SCRANTON, Penn. — A federal court in Pennsylvania dismissed the wrongful death and negligence claims brought against a county by a married couple whose unborn daughter died after an ambulance took over an hour to arrive during the wife’s medical emergency. Their claims do not sustain a constitutional violation, and without this, their state law questions are not appropriate for the federal court to consider.

FOIA for Obamacare repeal

WASHINGTON — The D.C. Circuit ruled that the Department of Health and Human Services may not hide behind the Freedom of Information Act’s Exemption 5, which protects intra-agency memos, to bar the release of documents related to Republicans’ attempt to repeal the Affordable Care Act in 2017.

Patents and prosecution

WASHINGTON — A federal court in Washington, applying precedent from the Federal Circuit, ruled that the doctrine of prosecution laches may be invoked as an affirmative defense by those who seek a finding that a patent is unenforceable. When the Patent and Trademark Office can show a patentee’s delay in prosecution is unreasonable and that such delay prejudiced an accused infringer, the defense may render the patent in question unenforceable.

Hitman gets life sentence

HARRISBURG, Penn. — An appeals court in Pennsylvania upheld the life sentence of a criminal defendant who committed a hired murder when he shot and killed the romantic partner of his client’s former paramour. He says certain witness testimony should not have been admitted and that his due process rights were violated, but these arguments are meritless.

$222M judgment vacated

HOUSTON — An appeals court in Texas vacated a $222 million judgment granted to the widow of a worker who was killed in a steam accident at a Kansas coal-fired power plant. The “grossly excessive” award was partially due to improper arguments made by the widow’s counsel, who encouraged the jury to punish the industrial services provider that had serviced the plant’s relief valves before the accident. Additionally, the case belongs in Kansas, so it is dismissed for forum non conveniens.
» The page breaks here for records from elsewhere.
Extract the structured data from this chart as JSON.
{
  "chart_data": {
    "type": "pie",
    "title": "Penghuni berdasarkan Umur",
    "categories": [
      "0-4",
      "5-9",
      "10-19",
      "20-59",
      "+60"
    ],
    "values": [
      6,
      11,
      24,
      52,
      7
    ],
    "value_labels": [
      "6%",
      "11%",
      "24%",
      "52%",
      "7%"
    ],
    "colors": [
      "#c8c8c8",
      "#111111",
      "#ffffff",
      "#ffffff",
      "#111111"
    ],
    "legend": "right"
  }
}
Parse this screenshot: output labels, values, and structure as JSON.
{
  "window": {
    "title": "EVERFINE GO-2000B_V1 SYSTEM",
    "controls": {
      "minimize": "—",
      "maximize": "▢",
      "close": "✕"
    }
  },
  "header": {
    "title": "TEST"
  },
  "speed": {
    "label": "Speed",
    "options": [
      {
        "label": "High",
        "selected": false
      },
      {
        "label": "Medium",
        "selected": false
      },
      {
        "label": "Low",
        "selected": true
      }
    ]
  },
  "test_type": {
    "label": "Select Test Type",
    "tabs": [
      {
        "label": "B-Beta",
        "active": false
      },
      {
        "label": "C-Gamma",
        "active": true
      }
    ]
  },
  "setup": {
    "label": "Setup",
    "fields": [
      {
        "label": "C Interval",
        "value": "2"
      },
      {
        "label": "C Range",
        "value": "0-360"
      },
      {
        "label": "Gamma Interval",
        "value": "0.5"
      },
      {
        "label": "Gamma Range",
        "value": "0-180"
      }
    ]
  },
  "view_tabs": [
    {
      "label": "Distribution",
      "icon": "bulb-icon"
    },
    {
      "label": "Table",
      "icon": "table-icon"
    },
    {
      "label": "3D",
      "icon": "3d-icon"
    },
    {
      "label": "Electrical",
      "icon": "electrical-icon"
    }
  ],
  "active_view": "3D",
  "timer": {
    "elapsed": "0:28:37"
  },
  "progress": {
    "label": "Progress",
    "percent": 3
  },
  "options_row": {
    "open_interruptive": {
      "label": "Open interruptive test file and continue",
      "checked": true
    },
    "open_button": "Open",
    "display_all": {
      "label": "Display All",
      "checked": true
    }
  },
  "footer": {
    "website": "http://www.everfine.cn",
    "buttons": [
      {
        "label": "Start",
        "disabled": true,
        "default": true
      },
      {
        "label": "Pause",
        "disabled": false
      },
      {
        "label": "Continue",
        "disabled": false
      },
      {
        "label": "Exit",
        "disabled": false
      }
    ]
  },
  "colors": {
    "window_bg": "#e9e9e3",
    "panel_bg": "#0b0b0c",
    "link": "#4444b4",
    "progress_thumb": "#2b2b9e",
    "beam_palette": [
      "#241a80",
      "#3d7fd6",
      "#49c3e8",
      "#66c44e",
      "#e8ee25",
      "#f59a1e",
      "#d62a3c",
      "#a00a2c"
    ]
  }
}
Workers’ comp in shooting case

ALBANY, N.Y. — New York’s high court reversed an appellate division’s ruling in a lawsuit between wounded employees and the Bronx hospital that employed them. A former worker committed a mass shooting in the building, killing one doctor and himself and wounding five others. An injured employee’s claim for workers’ compensation will proceed because there is a “rebuttable presumption ” that, when an injury occurs at work, it arose from the injured worker’s employment. That presumption applies and was not rebutted in this case.